Nancy Pelosi (19:45):
We’ve been here longer. We’re here longer. I’ll tell you. There’s time. Let me just tell you this story. I relate to it as the 150th anniversary of the Emancipation Proclamation taking effect. That would’ve been on New Year’s Day, but on New Year’s Eve I gathered a big collection of Democrats and Republicans to go to the archives, the National Archives, where they had a ceremony with speeches and music and the rest, in anticipation of the [inaudible 00:20:29]. Now I tell you this because before we went there because that was going to be midnight, before we went there I was on the case with President Obama that I wanted something more for children in the final thing, to which he said, now don’t say I told you this, “Don’t have anything better to do than to keep calling me about the bill?” To which I said, “As a matter of fact, yes. I’m taking a group in a couple of hours to the National Archives to see the Emancipation Proclamation.” He said, “Oh yeah, that’s in my office.” You have a copy in your office. We’re going to see the original Emancipation Proclamation.

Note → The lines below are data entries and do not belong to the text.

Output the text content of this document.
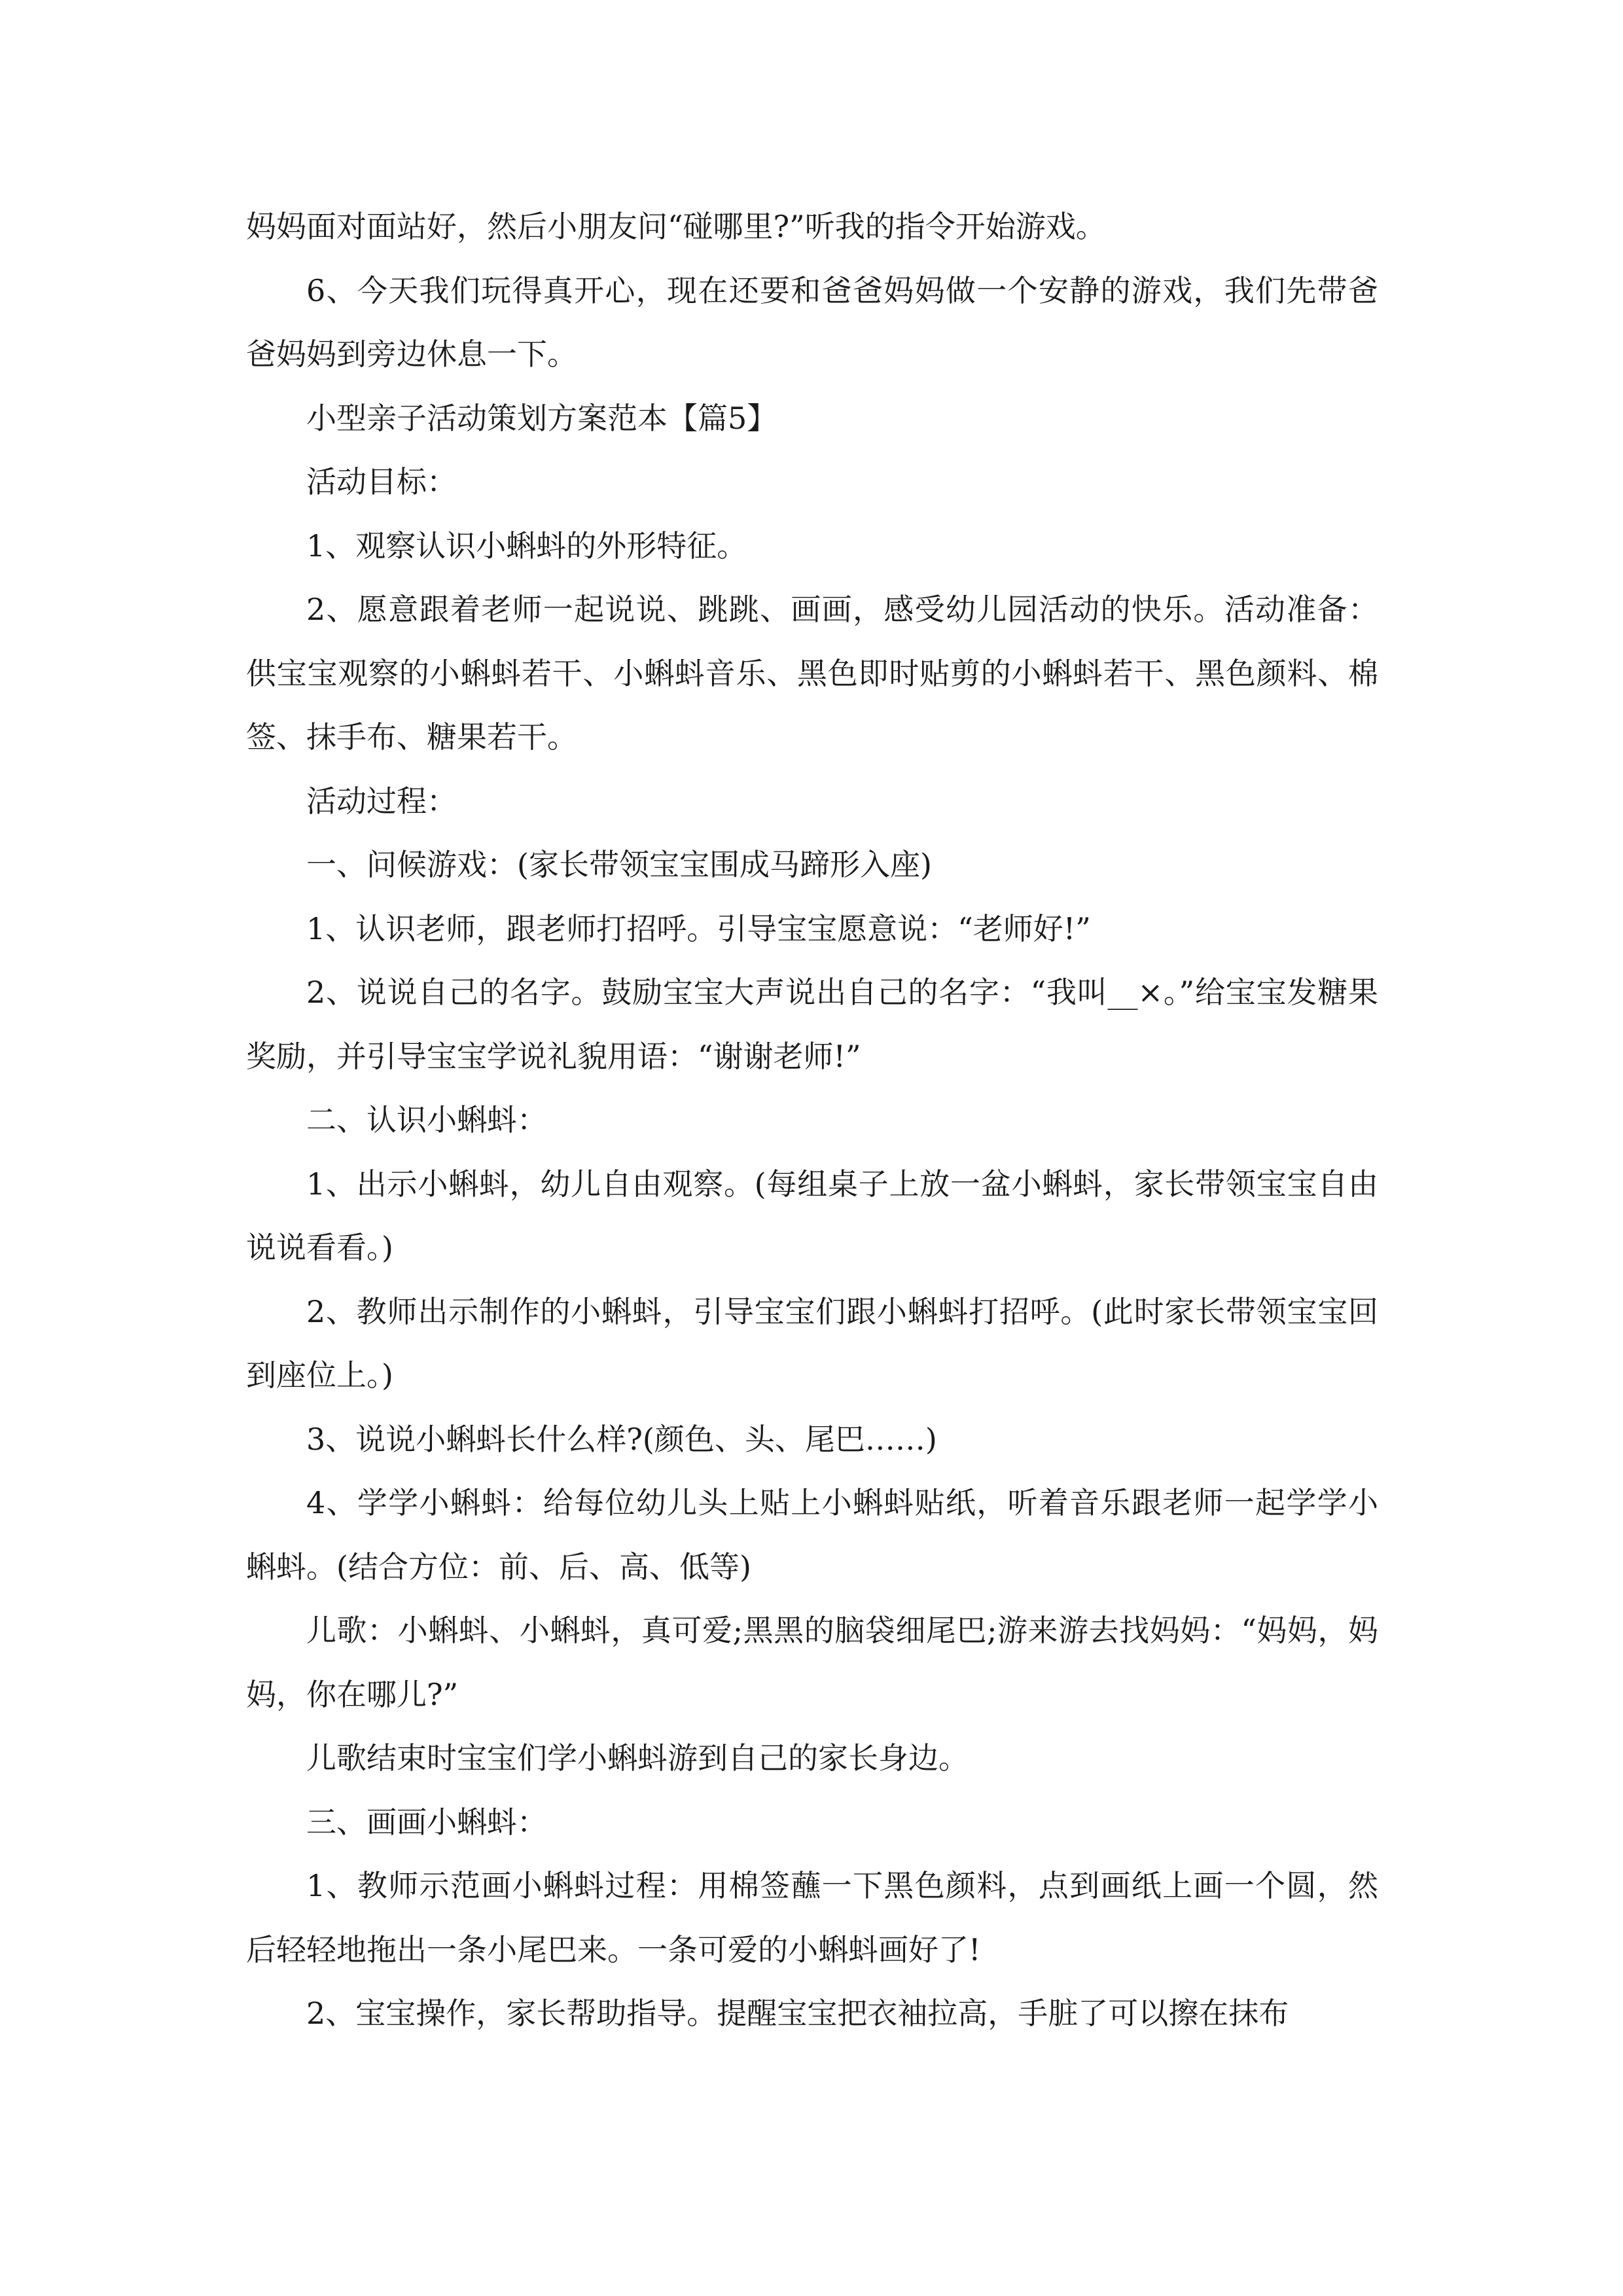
妈妈面对面站好，然后小朋友问“碰哪里?”听我的指令开始游戏。

6、今天我们玩得真开心，现在还要和爸爸妈妈做一个安静的游戏，我们先带爸爸妈妈到旁边休息一下。

小型亲子活动策划方案范本【篇5】

活动目标：

1、观察认识小蝌蚪的外形特征。

2、愿意跟着老师一起说说、跳跳、画画，感受幼儿园活动的快乐。活动准备：供宝宝观察的小蝌蚪若干、小蝌蚪音乐、黑色即时贴剪的小蝌蚪若干、黑色颜料、棉签、抹手布、糖果若干。

活动过程：

一、问候游戏：(家长带领宝宝围成马蹄形入座)

1、认识老师，跟老师打招呼。引导宝宝愿意说：“老师好!”

2、说说自己的名字。鼓励宝宝大声说出自己的名字：“我叫__×。”给宝宝发糖果奖励，并引导宝宝学说礼貌用语：“谢谢老师!”

二、认识小蝌蚪：

1、出示小蝌蚪，幼儿自由观察。(每组桌子上放一盆小蝌蚪，家长带领宝宝自由说说看看。)

2、教师出示制作的小蝌蚪，引导宝宝们跟小蝌蚪打招呼。(此时家长带领宝宝回到座位上。)

3、说说小蝌蚪长什么样?(颜色、头、尾巴……)

4、学学小蝌蚪：给每位幼儿头上贴上小蝌蚪贴纸，听着音乐跟老师一起学学小蝌蚪。(结合方位：前、后、高、低等)

儿歌：小蝌蚪、小蝌蚪，真可爱;黑黑的脑袋细尾巴;游来游去找妈妈：“妈妈，妈妈，你在哪儿?”

儿歌结束时宝宝们学小蝌蚪游到自己的家长身边。

三、画画小蝌蚪：

1、教师示范画小蝌蚪过程：用棉签蘸一下黑色颜料，点到画纸上画一个圆，然后轻轻地拖出一条小尾巴来。一条可爱的小蝌蚪画好了!

2、宝宝操作，家长帮助指导。提醒宝宝把衣袖拉高，手脏了可以擦在抹布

That was well past Christmas and we were still doing this. It’s not a tactic. We’d like to have done it much sooner. Quite frankly, if you listen to Mr. Hoyer and I do, we should have had these bills all done. We finished our bills. The Senate has not passed one appropriations bill, not one. We would hope in the future is that the bills would pass in House and Senate, their versions, go to conference, have it done by September 30th. In order to do that, you’d have to have most of your bills done by the end, as you go into the August recess, so there’s a better way to do it, yes. The fact is we’re on a good path now to get something done and again, it’s not the bill any one of us would have written, but it’s the bill that we can agree to and we will have it done in a timely fashion, so that we can honor our responsibility to protect and defend, that we can meet the needs of the American people and we can do so on time.

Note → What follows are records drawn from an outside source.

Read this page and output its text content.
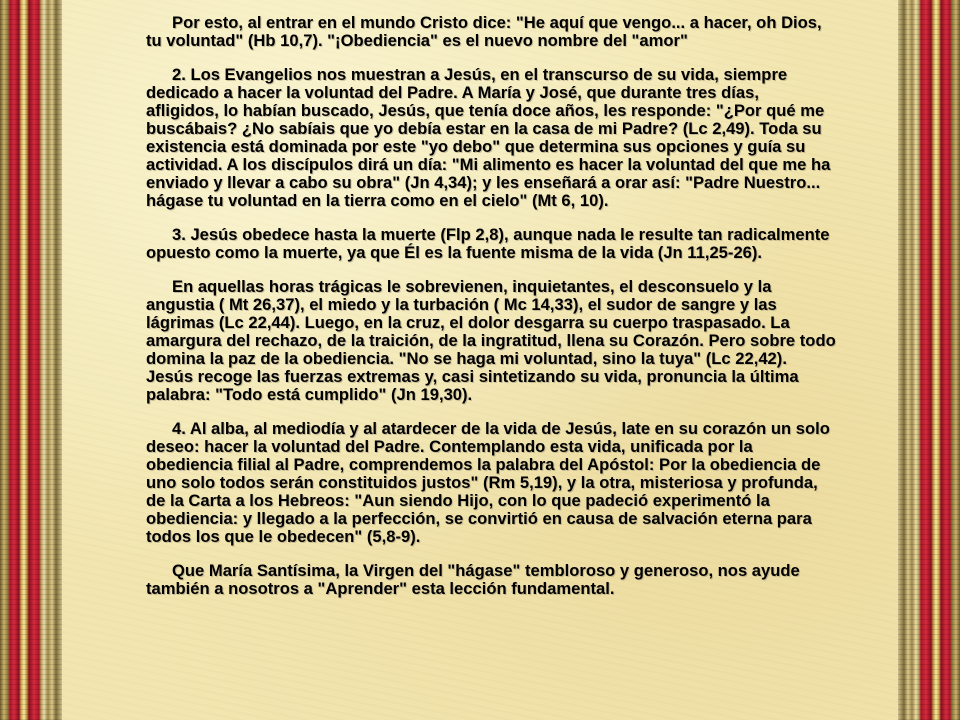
Por esto, al entrar en el mundo Cristo dice: "He aquí que vengo... a hacer, oh Dios, tu voluntad" (Hb 10,7). "¡Obediencia" es el nuevo nombre del "amor"

2. Los Evangelios nos muestran a Jesús, en el transcurso de su vida, siempre dedicado a hacer la voluntad del Padre. A María y José, que durante tres días, afligidos, lo habían buscado, Jesús, que tenía doce años, les responde: "¿Por qué me buscábais? ¿No sabíais que yo debía estar en la casa de mi Padre? (Lc 2,49). Toda su existencia está dominada por este "yo debo" que determina sus opciones y guía su actividad. A los discípulos dirá un día: "Mi alimento es hacer la voluntad del que me ha enviado y llevar a cabo su obra" (Jn 4,34); y les enseñará a orar así: "Padre Nuestro... hágase tu voluntad en la tierra como en el cielo" (Mt 6, 10).

3. Jesús obedece hasta la muerte (Flp 2,8), aunque nada le resulte tan radicalmente opuesto como la muerte, ya que Él es la fuente misma de la vida (Jn 11,25-26).

En aquellas horas trágicas le sobrevienen, inquietantes, el desconsuelo y la angustia ( Mt 26,37), el miedo y la turbación ( Mc 14,33), el sudor de sangre y las lágrimas (Lc 22,44). Luego, en la cruz, el dolor desgarra su cuerpo traspasado. La amargura del rechazo, de la traición, de la ingratitud, llena su Corazón. Pero sobre todo domina la paz de la obediencia. "No se haga mi voluntad, sino la tuya" (Lc 22,42). Jesús recoge las fuerzas extremas y, casi sintetizando su vida, pronuncia la última palabra: "Todo está cumplido" (Jn 19,30).

4. Al alba, al mediodía y al atardecer de la vida de Jesús, late en su corazón un solo deseo: hacer la voluntad del Padre. Contemplando esta vida, unificada por la obediencia filial al Padre, comprendemos la palabra del Apóstol: Por la obediencia de uno solo todos serán constituidos justos" (Rm 5,19), y la otra, misteriosa y profunda, de la Carta a los Hebreos: "Aun siendo Hijo, con lo que padeció experimentó la obediencia: y llegado a la perfección, se convirtió en causa de salvación eterna para todos los que le obedecen" (5,8-9).

Que María Santísima, la Virgen del "hágase" tembloroso y generoso, nos ayude también a nosotros a "Aprender" esta lección fundamental.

I’m proud, as I’ve said to you before, left to their own devices, the appropriators have a way to get things done. They just know the substance of it. They are sensitive to the timing of it and they’re very talented legislators.
Speaker 7 (22:48):
All four top appropriators in the next Congress are going to be women. What do you think about that?
Nancy Pelosi (22:51):
That’s pretty exciting. How about that? Isn’t it great? I think it will make a difference in terms of consensus building, listening. With the high regard that I have for Chairman Leahy and Richard, I’ve known Richard such a long time. I knew Richard when he was a Democrat. I said that to him, he says, yeah, we do go back a long way.
Speaker 8 (23:19):
How will the new Congress feel for your allies abroad, particularly over Ukraine?
Nancy Pelosi (23:25):
Speaker 8 (23:25):
How will the new Congress feel for your allies abroad, particularly in Europe?
Nancy Pelosi (23:29):
Oh, I think we’re going to be okay. I can’t say what I said at the briefing this morning. Let me say it a different way. I think there’s very strong bipartisan support. Respecting the courage of the people of Ukraine to fight for their democracy. The fight that the people of Ukraine are making for their democracy is a fight for all democracy. The challenge of autocratic wrong violation of the border of a country, trying to undermine the government of that country. I’m very proud of President Biden for how he has been an enabler of collaboration among the countries. Being respectful of what all… As they say, the style of President Kennedy, ask not what America can do for you, but what we can do working together for the freedom of mankind. Second sentence in that beautiful phrase. President Biden has done that beautifully, but this is of the highest priority. It’s about democracy, it’s about freedom, it’s about self-determination. People of Ukraine have taught us all a lesson in courage and determination and I think we’re going to be just fine in supporting them as we go forward.
Thank you all very much. Maybe I won’t see you. Happy holidays. Whatever you celebrate and pretty soon you’ll be home doing that. Pretty soon. Thank you.
Speaker 9 (25:08):
Madam Speaker, do you think Leader McCarthy will have enough votes to be Speaker of the new Congress?